Using impact sensors as a teaching tool isn't just happening at the college level. It is happening in high school football, too.  After Purdue researchers found that high school football linemen who sustained a high number of high impact sub-concussive hits over the course of a season were the ones suffering impairment of their visual memory, the information led at least one player to change his blocking technique. 

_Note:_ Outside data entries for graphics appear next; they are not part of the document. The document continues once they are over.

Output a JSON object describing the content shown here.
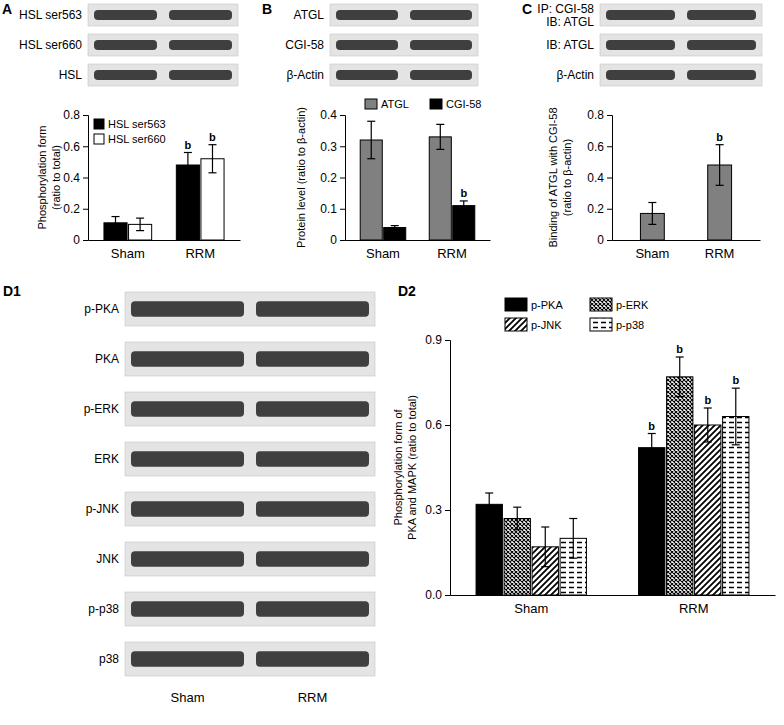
{
  "chart_data": [
    {
      "type": "bar",
      "title": "A",
      "categories": [
        "Sham",
        "RRM"
      ],
      "ylabel": [
        "Phosphorylation form",
        "(ratio to total)"
      ],
      "ylim": [
        0,
        0.8
      ],
      "yticks": [
        0,
        0.2,
        0.4,
        0.6,
        0.8
      ],
      "legend": "upper left",
      "series": [
        {
          "name": "HSL ser563",
          "color": "#000000",
          "values": [
            0.11,
            0.48
          ],
          "errors": [
            0.04,
            0.08
          ],
          "annotations": [
            null,
            "b"
          ]
        },
        {
          "name": "HSL ser660",
          "color": "#ffffff",
          "values": [
            0.1,
            0.52
          ],
          "errors": [
            0.04,
            0.09
          ],
          "annotations": [
            null,
            "b"
          ]
        }
      ]
    },
    {
      "type": "bar",
      "title": "B",
      "categories": [
        "Sham",
        "RRM"
      ],
      "ylabel": [
        "Protein level (ratio to β-actin)"
      ],
      "ylim": [
        0,
        0.4
      ],
      "yticks": [
        0,
        0.1,
        0.2,
        0.3,
        0.4
      ],
      "legend": "top",
      "series": [
        {
          "name": "ATGL",
          "color": "#808080",
          "values": [
            0.32,
            0.33
          ],
          "errors": [
            0.06,
            0.04
          ],
          "annotations": [
            null,
            null
          ]
        },
        {
          "name": "CGI-58",
          "color": "#000000",
          "values": [
            0.04,
            0.11
          ],
          "errors": [
            0.006,
            0.015
          ],
          "annotations": [
            null,
            "b"
          ]
        }
      ]
    },
    {
      "type": "bar",
      "title": "C",
      "categories": [
        "Sham",
        "RRM"
      ],
      "ylabel": [
        "Binding of ATGL with CGI-58",
        "(ratio to β-actin)"
      ],
      "ylim": [
        0,
        0.8
      ],
      "yticks": [
        0,
        0.2,
        0.4,
        0.6,
        0.8
      ],
      "series": [
        {
          "color": "#808080",
          "values": [
            0.17,
            0.48
          ],
          "errors": [
            0.07,
            0.13
          ],
          "annotations": [
            null,
            "b"
          ]
        }
      ]
    },
    {
      "type": "bar",
      "title": "D2",
      "categories": [
        "Sham",
        "RRM"
      ],
      "ylabel": [
        "Phosphorylation form of",
        "PKA and MAPK (ratio to total)"
      ],
      "ylim": [
        0,
        0.9
      ],
      "yticks": [
        {
          "value": 0,
          "label": "0.0"
        },
        0.3,
        0.6,
        0.9
      ],
      "legend": "top",
      "series": [
        {
          "name": "p-PKA",
          "color": "#000000",
          "values": [
            0.32,
            0.52
          ],
          "errors": [
            0.04,
            0.05
          ],
          "annotations": [
            null,
            "b"
          ]
        },
        {
          "name": "p-ERK",
          "color": "#000000",
          "values": [
            0.27,
            0.77
          ],
          "errors": [
            0.04,
            0.07
          ],
          "annotations": [
            null,
            "b"
          ]
        },
        {
          "name": "p-JNK",
          "color": "#000000",
          "values": [
            0.17,
            0.6
          ],
          "errors": [
            0.07,
            0.06
          ],
          "annotations": [
            null,
            "b"
          ]
        },
        {
          "name": "p-p38",
          "color": "#000000",
          "values": [
            0.2,
            0.63
          ],
          "errors": [
            0.07,
            0.1
          ],
          "annotations": [
            null,
            "b"
          ]
        }
      ]
    }
  ],
  "blots": [
    {
      "rows": [
        [
          "HSL ser563"
        ],
        [
          "HSL ser660"
        ],
        [
          "HSL"
        ]
      ]
    },
    {
      "rows": [
        [
          "ATGL"
        ],
        [
          "CGI-58"
        ],
        [
          "β-Actin"
        ]
      ]
    },
    {
      "rows": [
        [
          "IP: CGI-58",
          "IB: ATGL"
        ],
        [
          "IB: ATGL"
        ],
        [
          "β-Actin"
        ]
      ]
    },
    {
      "title": "D1",
      "rows": [
        [
          "p-PKA"
        ],
        [
          "PKA"
        ],
        [
          "p-ERK"
        ],
        [
          "ERK"
        ],
        [
          "p-JNK"
        ],
        [
          "JNK"
        ],
        [
          "p-p38"
        ],
        [
          "p38"
        ]
      ],
      "lanes": [
        "Sham",
        "RRM"
      ]
    }
  ]
}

As Tom Talavage, the lead author of the Purdue study, told PBS's Frontline in a 2011 interview, he estimated that at least 50 percent of the high impact hits linemen and linebackers were sustaining were due to poor technique.  "Some of the players that we have on our team have not very good technique, to be quite honest. And what you'll find is, they will launch into a play, and they will lead with their helmet. Other players will more correctly keep their head up, try to get their arms up as a blocking technique, or when they're rushing, they will try to get their arms up as a means to push the offensive lineman out of the way. Those technique differences lead to a very large difference in the total number of blows experienced and where those blows are experienced on the head."

Talavage said that when one of the offensive lineman who was found to have suffered cognitive impairment after sustaining a high number of subconcussive blows (impairment that persisted beyond the season) decided to change his technique, he experienced a drastic reduction in the number of blows to the top front of his head and a moderate reduction in the total number of blows. The result was that, after the second season, "his neurocognitive testing never detected any deficits, and from a [brain] imaging perspective we saw substantially less change in his fMRI activity. There's still some, because he's still getting hit, but his technique changed the distribution."

Research suggests that the cumulative effect of repetitive head impacts (RHI) increases the risk of long-term neurodegenerative diseases such as CTE, Parkinson's Disease (PD), Alzheimer's , Mild Cognitive Impairment (MCI) and ALS (e.g. Lou Gehrig's Disease). While researchers continue to look for the twin concussion "holy grails" in the form of specific impact thresholds above which concussions are highly likely and/or the number of impacts or the magnitude of impacts per week, per season, or over the course of a career which substantially increase the risk of long term brain injury, impact sensor technology is available right now to help reduce total brain trauma by using impact data to identify kids who need more coaching so they can learn how to tackle and block without using their helmets.